I trained a lot of hockey players and most have a very high lactate threshold (their body delays the accumulation of lactic acid). So there is a training component to it. But it’s something that you need to work hard for a long time on to improve a high level. And training for it is VERY unpleasant.

And I feel that the sport you did as a kid will play a big role.

Take Alex training partner Ben. Ben is an amazing athlete, one of the very best I’ve trained in my life. AMAZING strength relative to his body weight: at 170lbs he just snatched 265 x 2 with a pause at the knees and can clean 340lbs, bench press twice bodyweight, military press 225, etc. He is so explosive it’s frightening. AND he has an amazing cardio capacity: he used to be on the junior national cross-country skiing team. He does the same training as Alex, is just as strong, has at least as much endurance if not more. But he has a very low lactate threshold… he builds up lactic acid very quickly.

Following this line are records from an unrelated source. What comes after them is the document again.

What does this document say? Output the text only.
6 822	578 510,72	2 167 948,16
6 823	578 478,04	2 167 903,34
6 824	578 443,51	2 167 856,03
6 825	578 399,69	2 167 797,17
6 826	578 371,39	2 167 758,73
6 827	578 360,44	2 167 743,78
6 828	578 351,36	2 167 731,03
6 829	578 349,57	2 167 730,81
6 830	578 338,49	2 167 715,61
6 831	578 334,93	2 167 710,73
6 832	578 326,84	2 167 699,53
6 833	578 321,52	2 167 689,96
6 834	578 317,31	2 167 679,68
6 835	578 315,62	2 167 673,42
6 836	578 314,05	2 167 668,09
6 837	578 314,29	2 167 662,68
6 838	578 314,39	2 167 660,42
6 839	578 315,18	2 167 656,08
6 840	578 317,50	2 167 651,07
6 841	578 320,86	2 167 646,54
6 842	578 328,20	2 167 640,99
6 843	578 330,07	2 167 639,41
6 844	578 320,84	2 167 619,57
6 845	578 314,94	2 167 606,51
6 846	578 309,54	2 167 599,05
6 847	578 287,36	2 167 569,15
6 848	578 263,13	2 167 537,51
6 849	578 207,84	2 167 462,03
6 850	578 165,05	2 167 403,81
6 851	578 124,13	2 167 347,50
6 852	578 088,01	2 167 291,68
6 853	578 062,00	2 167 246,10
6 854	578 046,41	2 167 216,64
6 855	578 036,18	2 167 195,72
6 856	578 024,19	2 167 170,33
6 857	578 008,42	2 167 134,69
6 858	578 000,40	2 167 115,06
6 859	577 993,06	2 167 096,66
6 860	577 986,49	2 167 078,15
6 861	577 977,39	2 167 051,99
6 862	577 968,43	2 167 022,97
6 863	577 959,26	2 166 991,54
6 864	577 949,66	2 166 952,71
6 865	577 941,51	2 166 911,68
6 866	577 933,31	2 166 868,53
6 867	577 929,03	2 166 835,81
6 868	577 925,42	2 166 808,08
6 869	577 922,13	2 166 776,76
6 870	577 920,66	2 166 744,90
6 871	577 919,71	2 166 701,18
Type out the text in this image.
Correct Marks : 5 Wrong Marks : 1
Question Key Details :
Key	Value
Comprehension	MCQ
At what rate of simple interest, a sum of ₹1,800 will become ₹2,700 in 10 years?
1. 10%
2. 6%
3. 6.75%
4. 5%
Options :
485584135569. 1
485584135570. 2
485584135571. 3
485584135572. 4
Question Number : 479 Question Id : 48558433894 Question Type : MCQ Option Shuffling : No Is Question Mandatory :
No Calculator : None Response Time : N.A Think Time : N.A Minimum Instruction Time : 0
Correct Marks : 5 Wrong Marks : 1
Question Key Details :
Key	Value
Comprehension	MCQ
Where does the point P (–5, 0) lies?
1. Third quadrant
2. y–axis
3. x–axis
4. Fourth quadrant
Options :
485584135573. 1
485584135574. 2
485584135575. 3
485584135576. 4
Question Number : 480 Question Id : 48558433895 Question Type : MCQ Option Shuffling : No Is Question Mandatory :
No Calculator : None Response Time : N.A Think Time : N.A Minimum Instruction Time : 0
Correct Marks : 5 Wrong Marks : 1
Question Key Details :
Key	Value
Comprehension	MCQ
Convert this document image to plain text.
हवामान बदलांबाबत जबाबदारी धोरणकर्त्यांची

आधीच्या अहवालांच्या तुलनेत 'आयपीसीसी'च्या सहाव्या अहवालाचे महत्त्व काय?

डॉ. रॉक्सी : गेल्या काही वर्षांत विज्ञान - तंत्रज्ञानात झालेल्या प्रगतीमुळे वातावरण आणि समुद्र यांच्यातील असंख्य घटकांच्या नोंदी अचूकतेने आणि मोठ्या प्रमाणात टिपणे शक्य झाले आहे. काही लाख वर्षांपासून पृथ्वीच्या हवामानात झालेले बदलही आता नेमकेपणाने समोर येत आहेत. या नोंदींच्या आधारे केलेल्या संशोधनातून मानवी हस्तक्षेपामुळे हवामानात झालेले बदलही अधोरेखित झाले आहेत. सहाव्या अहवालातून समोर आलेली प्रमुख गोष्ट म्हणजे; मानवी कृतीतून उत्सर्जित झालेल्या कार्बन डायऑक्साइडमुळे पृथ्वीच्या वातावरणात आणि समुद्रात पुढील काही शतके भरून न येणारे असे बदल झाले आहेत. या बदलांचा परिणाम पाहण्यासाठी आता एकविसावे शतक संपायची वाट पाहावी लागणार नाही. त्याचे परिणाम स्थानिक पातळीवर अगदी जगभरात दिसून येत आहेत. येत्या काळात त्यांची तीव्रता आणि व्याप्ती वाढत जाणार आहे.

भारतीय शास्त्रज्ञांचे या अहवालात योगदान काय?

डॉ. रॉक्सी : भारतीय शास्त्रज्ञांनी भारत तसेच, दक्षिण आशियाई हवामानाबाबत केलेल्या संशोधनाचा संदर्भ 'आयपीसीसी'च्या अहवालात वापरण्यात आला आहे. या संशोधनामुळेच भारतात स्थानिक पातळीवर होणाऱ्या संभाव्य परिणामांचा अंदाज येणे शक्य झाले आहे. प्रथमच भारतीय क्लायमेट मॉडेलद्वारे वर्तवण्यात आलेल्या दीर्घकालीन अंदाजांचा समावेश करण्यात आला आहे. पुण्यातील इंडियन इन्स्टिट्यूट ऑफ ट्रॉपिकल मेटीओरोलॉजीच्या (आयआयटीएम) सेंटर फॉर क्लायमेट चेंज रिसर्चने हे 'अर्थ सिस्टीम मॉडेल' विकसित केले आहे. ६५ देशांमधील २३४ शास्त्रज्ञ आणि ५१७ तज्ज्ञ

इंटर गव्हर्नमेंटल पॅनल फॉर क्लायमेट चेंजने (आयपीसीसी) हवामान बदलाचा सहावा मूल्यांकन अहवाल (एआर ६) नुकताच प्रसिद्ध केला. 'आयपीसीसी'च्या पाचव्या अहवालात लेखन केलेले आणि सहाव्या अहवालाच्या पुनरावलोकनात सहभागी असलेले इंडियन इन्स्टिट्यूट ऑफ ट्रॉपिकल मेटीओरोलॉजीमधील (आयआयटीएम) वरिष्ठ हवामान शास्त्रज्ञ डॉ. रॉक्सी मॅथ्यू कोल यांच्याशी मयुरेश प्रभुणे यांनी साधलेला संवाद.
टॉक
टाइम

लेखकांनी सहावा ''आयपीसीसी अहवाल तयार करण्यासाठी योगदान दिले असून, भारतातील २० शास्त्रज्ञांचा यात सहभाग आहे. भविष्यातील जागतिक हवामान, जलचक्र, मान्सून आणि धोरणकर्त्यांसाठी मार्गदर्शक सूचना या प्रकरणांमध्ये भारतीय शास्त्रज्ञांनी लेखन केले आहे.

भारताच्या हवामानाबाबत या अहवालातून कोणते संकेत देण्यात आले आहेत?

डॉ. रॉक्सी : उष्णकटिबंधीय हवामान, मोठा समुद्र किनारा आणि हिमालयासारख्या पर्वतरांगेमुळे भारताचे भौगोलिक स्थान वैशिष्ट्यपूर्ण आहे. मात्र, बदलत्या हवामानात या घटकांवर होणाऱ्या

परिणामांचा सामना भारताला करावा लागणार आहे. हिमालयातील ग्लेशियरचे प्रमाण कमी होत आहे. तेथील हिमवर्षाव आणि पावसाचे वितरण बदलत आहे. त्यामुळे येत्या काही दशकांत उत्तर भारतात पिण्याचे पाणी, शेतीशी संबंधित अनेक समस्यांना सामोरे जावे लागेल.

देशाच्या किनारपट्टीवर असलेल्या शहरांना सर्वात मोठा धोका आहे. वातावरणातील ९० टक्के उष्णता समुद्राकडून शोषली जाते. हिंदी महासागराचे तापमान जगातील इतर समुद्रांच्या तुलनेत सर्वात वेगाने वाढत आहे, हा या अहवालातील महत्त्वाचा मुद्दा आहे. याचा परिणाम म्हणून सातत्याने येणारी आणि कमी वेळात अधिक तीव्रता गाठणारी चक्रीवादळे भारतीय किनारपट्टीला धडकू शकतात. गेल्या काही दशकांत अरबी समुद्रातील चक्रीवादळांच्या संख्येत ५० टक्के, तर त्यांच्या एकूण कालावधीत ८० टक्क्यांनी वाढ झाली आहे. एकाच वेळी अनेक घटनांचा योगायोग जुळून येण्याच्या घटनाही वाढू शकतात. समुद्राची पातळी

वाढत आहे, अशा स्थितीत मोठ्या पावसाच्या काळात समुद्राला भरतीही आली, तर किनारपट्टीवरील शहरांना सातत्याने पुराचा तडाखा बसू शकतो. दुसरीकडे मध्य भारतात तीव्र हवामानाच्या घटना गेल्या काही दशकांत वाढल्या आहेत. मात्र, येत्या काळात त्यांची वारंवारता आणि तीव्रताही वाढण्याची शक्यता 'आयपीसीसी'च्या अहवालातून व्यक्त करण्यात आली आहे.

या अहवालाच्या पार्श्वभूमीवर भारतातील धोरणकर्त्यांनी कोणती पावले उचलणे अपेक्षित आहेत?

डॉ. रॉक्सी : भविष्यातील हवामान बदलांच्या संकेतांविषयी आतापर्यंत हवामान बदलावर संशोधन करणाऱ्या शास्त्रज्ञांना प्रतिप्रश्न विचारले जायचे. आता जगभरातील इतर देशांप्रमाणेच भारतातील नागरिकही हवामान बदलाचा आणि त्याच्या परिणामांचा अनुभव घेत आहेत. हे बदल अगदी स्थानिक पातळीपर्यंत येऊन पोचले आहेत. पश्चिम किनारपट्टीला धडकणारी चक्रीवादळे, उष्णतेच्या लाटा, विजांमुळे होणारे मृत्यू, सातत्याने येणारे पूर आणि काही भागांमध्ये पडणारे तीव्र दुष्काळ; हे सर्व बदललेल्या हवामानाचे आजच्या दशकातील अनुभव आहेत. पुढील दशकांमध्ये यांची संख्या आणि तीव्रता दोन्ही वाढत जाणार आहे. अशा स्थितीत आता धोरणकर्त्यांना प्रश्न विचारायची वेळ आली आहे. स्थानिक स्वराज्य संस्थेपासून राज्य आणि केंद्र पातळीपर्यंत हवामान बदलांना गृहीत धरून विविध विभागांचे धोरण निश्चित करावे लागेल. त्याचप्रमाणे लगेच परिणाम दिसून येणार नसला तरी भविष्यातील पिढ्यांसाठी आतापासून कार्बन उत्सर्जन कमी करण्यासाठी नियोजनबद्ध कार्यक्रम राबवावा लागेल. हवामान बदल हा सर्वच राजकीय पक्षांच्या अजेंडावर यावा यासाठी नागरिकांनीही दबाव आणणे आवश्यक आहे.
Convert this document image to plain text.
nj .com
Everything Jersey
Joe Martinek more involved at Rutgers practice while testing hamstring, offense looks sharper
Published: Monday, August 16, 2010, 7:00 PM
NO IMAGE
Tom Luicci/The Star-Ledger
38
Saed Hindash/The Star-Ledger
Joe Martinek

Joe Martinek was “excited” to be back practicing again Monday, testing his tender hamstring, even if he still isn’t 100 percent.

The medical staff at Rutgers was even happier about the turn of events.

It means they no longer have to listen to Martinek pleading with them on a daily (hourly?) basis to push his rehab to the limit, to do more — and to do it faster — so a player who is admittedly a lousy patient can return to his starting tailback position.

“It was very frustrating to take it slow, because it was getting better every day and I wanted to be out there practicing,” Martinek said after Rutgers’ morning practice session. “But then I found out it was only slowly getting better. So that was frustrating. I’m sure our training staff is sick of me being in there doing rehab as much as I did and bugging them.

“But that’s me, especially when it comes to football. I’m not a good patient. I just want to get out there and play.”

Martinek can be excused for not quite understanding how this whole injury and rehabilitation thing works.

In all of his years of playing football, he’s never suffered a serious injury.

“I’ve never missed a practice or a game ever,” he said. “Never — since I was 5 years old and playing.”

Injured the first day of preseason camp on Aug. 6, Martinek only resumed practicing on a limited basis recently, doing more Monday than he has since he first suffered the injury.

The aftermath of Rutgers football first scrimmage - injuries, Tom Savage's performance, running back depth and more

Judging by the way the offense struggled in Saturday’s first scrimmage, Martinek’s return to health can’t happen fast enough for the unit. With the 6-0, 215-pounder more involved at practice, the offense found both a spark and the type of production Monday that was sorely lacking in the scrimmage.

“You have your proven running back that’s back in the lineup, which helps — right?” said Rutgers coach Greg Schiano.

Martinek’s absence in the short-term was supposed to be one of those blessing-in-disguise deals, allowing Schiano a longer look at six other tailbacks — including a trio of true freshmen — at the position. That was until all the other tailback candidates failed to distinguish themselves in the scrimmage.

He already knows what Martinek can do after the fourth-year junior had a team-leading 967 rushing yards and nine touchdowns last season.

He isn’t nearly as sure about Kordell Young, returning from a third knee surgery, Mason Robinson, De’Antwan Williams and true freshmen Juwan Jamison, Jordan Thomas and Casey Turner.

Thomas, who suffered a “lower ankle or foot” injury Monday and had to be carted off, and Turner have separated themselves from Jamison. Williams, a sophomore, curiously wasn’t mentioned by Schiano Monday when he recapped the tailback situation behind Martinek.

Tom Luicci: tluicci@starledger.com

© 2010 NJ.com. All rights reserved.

See he has great endurance, but endurance and lactate threshold aren’t the same thing. And in Cross-country skiing he didn’t do as much of the later as hockey players.

So you can definitely improve your lactate threshold, but it will take a lot of effort doing very uncomfortable training to do that and someone who doesn’t have it genetically will not be able to reach the same level as someone who does.


#10

Thanks! Very clearly explained.

I heard that training the anaerobic lactic system leads to earlier use of this system, so lactic acid gets a problem sooner.But training it can delay it!? That really changes my perspective on training!

So, to be bothered less by lactic acid, it should be trained heavily?


#11

Yes, thanks for the explanation, CT.

I imagine that one advantage that hockey players (and athletes in team sports with similar metabolic demands) have is that a good chunk of their adaptation comes from the hours playing their sport; i.e. a time when their mind is preoccupied with the play and not with the pain they are experiencing as they challenge their lactact threshold.

It is one thing to sprint and race up and down a rink or field chasing a puck or ball for the sake of your team and another thing to sit on an exercise bike or an erg work with whatever equipment and force yourself to push against your lactate threshold, again and again…No fun, that’s for sure, and a difficult thing to do for months, let alone years, on end. But hockey keeps you doing it all the time.

People like your athlete who combines superb endurance with such exceptional strength amaze me. They violate the rules that the rest of us mortals have to live by. Good luck to you and them in their competitions!